Shorewall - Error (6010) in the line 20

Rodrigo_Vieira_da_Co · July 21, 2017, 11:54am

Hi!

In my servers, shorewall present the error:

When the line 20 is removed, and service shorewall is restarted, this service run.

What is it?
Thanks!!

bwdjames · July 21, 2017, 12:47pm

What is on line 20 in the /etc/shorewall/stoppedrules file?

Rodrigo_Vieira_da_Co · July 21, 2017, 1:01pm

bwdjames · July 21, 2017, 1:08pm

Having the number 6010 there on its own does not look correct.

If you removed that line 20, I assume the shorewall reload works fine?

Rodrigo_Vieira_da_Co · July 21, 2017, 1:10pm

yes! works fine! but only in server with the web proxy is configured… in other services, like only vm server, the service is run perfectly

bwdjames · July 21, 2017, 1:48pm

Not sure what it putting that value in there to be honest, haven’t seen that occur before.

Rodrigo_Vieira_da_Co · July 21, 2017, 1:50pm

Okay, I just saw it happen recently in 03 servers that I installed … I’m also seeing the relationship with shorewall … I do not have anything configured as a 6010 port, I’m still researching a solution. Thank you!

dnutan · July 21, 2017, 2:05pm

Does this command returns anything:

netstat -tunap |grep 6010

Do you use X11 forwarding with ssh?

Rodrigo_Vieira_da_Co · July 21, 2017, 2:07pm

Yes, the X11 is actived

dnutan · July 21, 2017, 2:11pm

What’s the outcome of:

ss -nlp4t | grep sshd

Rodrigo_Vieira_da_Co · July 21, 2017, 2:12pm

dnutan · July 21, 2017, 2:18pm

cc/ @davidep @giacomo
The bug is in this script:

github.com

NethServer/nethserver-firewall-base/blob/master/root/etc/e-smith/templates/etc/shorewall/stoppedrules/20running_sshd

{
    my $ssh_port = `ss -nlp4t | grep sshd |  grep -v -F "127.0.0.1" | awk '{print \$4}' | cut -d':' -f 2` || return '';
    $ssh_port =~ s/^\s+//;
    $ssh_port =~ s/\s+$//;
    if ($sshd{'TCPPort'} ne $ssh_port) {
        $OUT .= "\n# Make sure running sshd port is open\n";
        foreach (split("\n", $ssh_port)) { # handle multiple SSH server instances
            $OUT .= "ACCEPT  -  \$FW  tcp  $_\n";
        }
    }
}

Rodrigo_Vieira_da_Co · July 21, 2017, 2:22pm

wow!!! great, man!!

How do we fix the bug and send the patch to the developers of nethserver?

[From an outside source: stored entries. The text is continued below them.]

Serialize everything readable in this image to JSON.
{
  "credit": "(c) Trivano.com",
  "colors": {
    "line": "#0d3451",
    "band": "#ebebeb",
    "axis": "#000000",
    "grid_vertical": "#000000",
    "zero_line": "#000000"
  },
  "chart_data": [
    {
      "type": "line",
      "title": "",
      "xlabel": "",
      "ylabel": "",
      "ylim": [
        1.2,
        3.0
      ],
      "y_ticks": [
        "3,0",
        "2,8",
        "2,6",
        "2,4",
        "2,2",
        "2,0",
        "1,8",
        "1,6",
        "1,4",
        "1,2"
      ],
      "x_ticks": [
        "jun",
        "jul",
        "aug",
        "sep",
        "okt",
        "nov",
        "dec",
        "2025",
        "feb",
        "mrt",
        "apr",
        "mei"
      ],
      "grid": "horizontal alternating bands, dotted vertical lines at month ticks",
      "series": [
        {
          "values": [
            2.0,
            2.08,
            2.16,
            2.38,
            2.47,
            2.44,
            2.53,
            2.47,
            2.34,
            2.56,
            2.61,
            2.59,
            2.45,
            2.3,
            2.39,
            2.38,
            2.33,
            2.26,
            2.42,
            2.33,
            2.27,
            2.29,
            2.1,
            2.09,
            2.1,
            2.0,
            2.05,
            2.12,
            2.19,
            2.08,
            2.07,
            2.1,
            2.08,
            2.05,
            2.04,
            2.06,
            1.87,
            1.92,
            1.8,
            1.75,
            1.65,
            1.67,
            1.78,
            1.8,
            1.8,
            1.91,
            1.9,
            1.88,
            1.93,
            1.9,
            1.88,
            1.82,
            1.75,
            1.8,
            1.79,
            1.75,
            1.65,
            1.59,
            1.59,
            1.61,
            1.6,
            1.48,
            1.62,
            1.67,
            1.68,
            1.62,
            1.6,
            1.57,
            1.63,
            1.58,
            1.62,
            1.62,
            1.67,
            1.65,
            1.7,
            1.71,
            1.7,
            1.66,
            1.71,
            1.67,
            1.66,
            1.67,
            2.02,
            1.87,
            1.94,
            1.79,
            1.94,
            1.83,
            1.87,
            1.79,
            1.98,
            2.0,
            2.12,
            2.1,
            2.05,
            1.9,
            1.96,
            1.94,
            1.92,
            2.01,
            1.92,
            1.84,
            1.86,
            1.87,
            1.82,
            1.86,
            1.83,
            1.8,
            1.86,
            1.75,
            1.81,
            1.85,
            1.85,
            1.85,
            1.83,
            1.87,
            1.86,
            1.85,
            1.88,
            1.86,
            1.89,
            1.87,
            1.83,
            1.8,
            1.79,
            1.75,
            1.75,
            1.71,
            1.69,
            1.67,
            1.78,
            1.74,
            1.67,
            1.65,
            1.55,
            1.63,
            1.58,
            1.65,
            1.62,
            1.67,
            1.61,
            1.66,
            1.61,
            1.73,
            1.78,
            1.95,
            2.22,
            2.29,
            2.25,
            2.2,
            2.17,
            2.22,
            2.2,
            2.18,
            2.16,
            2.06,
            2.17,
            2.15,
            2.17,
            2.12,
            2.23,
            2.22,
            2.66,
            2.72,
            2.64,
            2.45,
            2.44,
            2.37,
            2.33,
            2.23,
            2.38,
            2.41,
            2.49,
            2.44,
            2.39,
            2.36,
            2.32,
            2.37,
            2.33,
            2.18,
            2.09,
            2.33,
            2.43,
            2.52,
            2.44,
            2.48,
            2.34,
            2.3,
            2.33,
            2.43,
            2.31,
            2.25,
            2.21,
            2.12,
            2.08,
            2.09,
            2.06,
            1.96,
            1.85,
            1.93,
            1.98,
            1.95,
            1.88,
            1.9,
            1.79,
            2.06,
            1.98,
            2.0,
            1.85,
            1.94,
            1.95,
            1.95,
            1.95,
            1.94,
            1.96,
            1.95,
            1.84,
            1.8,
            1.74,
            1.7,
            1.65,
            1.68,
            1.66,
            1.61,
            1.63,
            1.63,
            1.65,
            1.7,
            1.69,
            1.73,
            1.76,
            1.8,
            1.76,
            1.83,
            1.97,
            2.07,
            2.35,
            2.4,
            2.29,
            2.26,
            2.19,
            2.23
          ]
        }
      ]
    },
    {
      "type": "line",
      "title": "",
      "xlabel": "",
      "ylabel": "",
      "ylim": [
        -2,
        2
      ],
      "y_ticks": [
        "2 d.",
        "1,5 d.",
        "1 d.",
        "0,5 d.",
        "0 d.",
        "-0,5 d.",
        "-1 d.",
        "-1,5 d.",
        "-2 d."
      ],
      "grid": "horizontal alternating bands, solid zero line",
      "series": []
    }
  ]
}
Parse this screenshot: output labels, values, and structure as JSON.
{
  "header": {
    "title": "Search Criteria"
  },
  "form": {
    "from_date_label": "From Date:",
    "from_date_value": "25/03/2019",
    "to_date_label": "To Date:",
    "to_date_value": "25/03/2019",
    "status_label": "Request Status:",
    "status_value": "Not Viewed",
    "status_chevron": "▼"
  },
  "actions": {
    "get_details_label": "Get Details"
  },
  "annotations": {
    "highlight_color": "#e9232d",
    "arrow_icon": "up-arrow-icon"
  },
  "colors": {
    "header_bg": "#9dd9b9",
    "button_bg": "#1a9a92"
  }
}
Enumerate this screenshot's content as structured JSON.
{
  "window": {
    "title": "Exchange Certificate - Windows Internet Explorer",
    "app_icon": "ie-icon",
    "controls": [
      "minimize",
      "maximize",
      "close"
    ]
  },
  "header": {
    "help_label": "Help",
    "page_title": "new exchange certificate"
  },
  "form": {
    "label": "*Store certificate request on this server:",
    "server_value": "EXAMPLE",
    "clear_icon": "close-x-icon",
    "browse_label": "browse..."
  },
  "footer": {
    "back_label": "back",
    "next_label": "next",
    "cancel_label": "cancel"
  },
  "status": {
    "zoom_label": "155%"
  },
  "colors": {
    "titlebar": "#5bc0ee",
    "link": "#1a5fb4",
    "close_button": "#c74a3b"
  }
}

dnutan · July 21, 2017, 2:38pm

Mmm… Good question. I don’t know the answer so I ask the same.

Do you want X11 forwarding available when the firewall is stopped/restarting?

stoppedrules — The Shorewall file that governs what traffic flows through the firewall while it is in the ‘stopped’ state.

What’s the outcome of:

echo `ss -nlp4t | grep sshd  | awk '{print \$4}' | cut -d':' -f 2`

P.S. Sorry, I don’t have x11 forwarding set up for testing

Rodrigo_Vieira_da_Co · July 21, 2017, 2:42pm

dnutan · July 21, 2017, 2:48pm

I don’t know much Perl but seems an easy fix is possible.
Maybe set ssh_port to an array and wrap the if statement within a (foreach) loop.
Do you have some experience with?

Rodrigo_Vieira_da_Co · July 21, 2017, 2:54pm

I Go Try modify the script…

filippo_carletti · July 21, 2017, 4:13pm

Great finding, a really nasty bug.
I’d change the code like:

ss -nlp4t | grep sshd | grep -v 127\.0\.0\.1 | awk '{print $4}' | cut -d':' -f 2

to filter out sshd listening on localhost from X forwarding.

filippo_carletti · July 21, 2017, 4:22pm

I did a test, replicated the problem and verified the fix.
Expect an update next week. Mean while you can keep your file modified as I suggested.

Rodrigo_Vieira_da_Co · July 21, 2017, 6:13pm

thanks, Filippo!! Great Help, Man!!!
Nethserver is a wonderful Linux Solution! Powerfull!!!